Minggu, 13 Juli 2014

Masyarakat Papua, Belum Begitu Membutuhkan Uang

Masyarakat Papua, Belum Begitu Membutuhkan Uang - Aneh memang, jika orang berkata seperti itu. Mana ada, orang tak butuh uang di dunia  ini. Namun, jika kita telisik lebih mendalam, masyarakat di pegunungan tengah ini (Jayawijaya, Mamberamo, Tolikara, Ninia, Lanny Jaya, Puncak Jaya, Puncak, dan Kabupaten lain di Pegunungan Tengah) secara tidak langsung masih hidup dengan pola dahulu, walaupun secara kasat mata, mereka juga menggunakan uang dalam kehidupan sehari hari.
adheb's photo
Babi yang Sedang Menyusui
Dalam kehidupan sehari-hari, untuk makan misalnya, mereka masih mengandalkan kebun untuk mencukupi kebutuhan. Buah-buahan di sini juga melimpah, sebagai bahan makan mereka. Mereka mempunyai lahan yang cukup luas. Biasanya, mereka akan menanam ubi sebagai makanan utama mereka, dengan cara berpindah-pindah. Jika sebuah areal sudah ditanami ubi dan sudah dipanen, mereka akan menanami tempat lain, dan lahan tersebut mereka biarkan, kemudian pindah ke tempat lain lagi, sampai mereka kembali akan menanami lahan yang pernah mereka tanami. Maka jangan heran jika banyak lahan yang orang lain bilang, sebagai lahan terlantar.

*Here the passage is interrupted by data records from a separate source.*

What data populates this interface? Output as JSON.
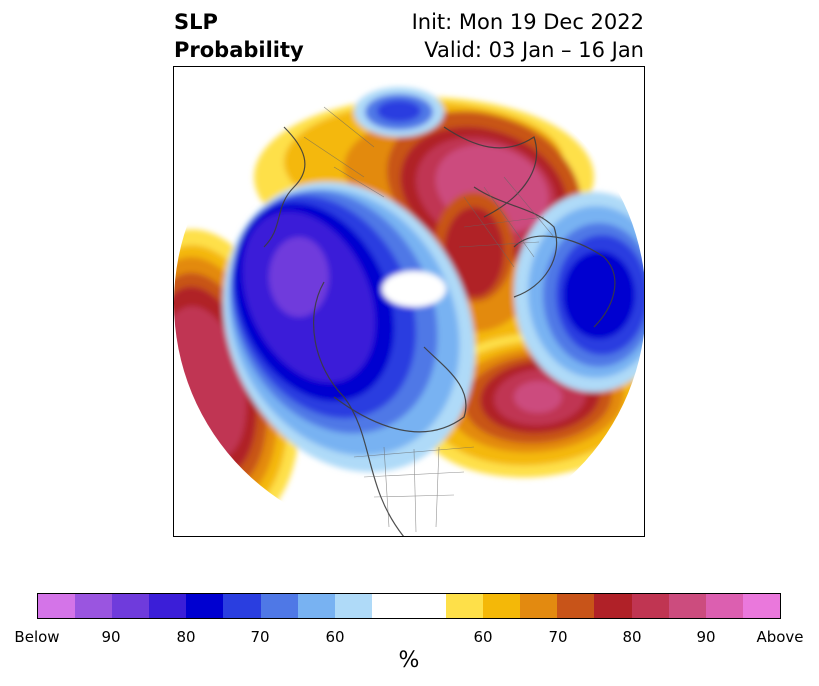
{
  "title": {
    "left_line1": "SLP",
    "left_line2": "Probability",
    "right_line1": "Init: Mon 19 Dec 2022",
    "right_line2": "Valid: 03 Jan – 16 Jan"
  },
  "colorbar": {
    "colors": [
      "#d474e8",
      "#9a55e0",
      "#6f3bdc",
      "#3b1ed8",
      "#0000d0",
      "#2a3ee0",
      "#4f78e6",
      "#78b2f2",
      "#afdaf8",
      "#ffffff",
      "#ffffff",
      "#fee049",
      "#f4b808",
      "#e38a10",
      "#c85419",
      "#b02128",
      "#c03552",
      "#cc4c7e",
      "#dc5fb0",
      "#ea78dc"
    ],
    "tick_labels": [
      "Below",
      "90",
      "80",
      "70",
      "60",
      "60",
      "70",
      "80",
      "90",
      "Above"
    ],
    "unit": "%"
  }
}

Bagi mereka, lahan tersebut bukanlah terlantar, tetapi memang dibiarkan begitu saja, bahkan sampai rumput tumbuh tinggi. Tetapi, suatu ketika mereka akan mempergunakannya untuk menanam ubi atau sayuran lain untuk kebutuhan hidupnya. Sistem ladang berpindah seperti ini masih ada di sini hingga sekarang. Sampai saat ini, untuk menggali tanahpun mereka hampir semuanya menggunakan sekop, karena mereka dari dulu diajarkan menggali dengan alat tersebut. Mereka merasa aneh atau tidak terbiasa, bahkan ada yang mengatakan, merasa pegal jika harus menggali tanah dengan cangkul seperti orang Jawa pada umumnya.

Tidak hanya sebagai makanan manusia, karena ubi di sini juga untuk makanan peliharaan mereka di sini, babi. Sebagai alat tukar dari zaman dahulu, babi tetap saja digunakan warga sini seperti untuk mas kawin, alat sosial, yaitu sebagai sumbangan jika ada duka/ warga yang meninggal, untuk acara berbagai selamatan dengan bakar batu, maupun acara lainnya. itu adalah alat utama mereka, dengan harga jual yang tinggi di sini, sekitar 50-60 juta per ekor babi yang sudah besar.

Namun, di sini  pernah terjadi penyakit mematikan. Penyakit sejenis kolera, yang membuat babi mati secara tiba-tiba, sampai babi di sini tinggal sedikit, sehingga membuat harga babi melonjak sampai seperti sekarang ini. Karena persebaran babi yang sedikit ini, membuat warga sedikit beralih dalam kegiatannya, seperti menggunakan uang sebagai tambahan mas kawin jika babi kurang, ayam sebagai pelengkap bakar batu saat kekurangan babi, ataupun beras, minyak, uang dan kebutuhan sehari-hari lainnya yang diberikan oleh warga saat duka sebagai pengganti babi. Begitu juga uang sebagai tambahan denda jika ada suatu permasalahan, dikalkulasikan dengan harga per ekor babi di sini.

Jika mereka membutuhkan uang, maka mereka akan menjual babi ataupun hasil kebun ke kota. Namun, jika belum butuh, maka mereka hanya menggunakannya untuk kebutuhan sehari-harinya. Jika mereka ke kota, maka biasanya mereka yang membutuhkan uang, dan menjual barang mereka Untuk itu, kita bisa menawar dengan harga yang lebih murah karena merekalah yang membutuhkan uang, namun jika kita datang ke mereka, dan membeli babi misalnya, maka bisa saja akan diberi harga yang mahal, karena mereka menganggap kita yang butuh. Sedangkan mereka belum begitu membutuhkannya. Makanya, jika anda memerlukan sesuatu, sebaiknya beli saja di pasar, agar mendapatkan harga yang  wajar.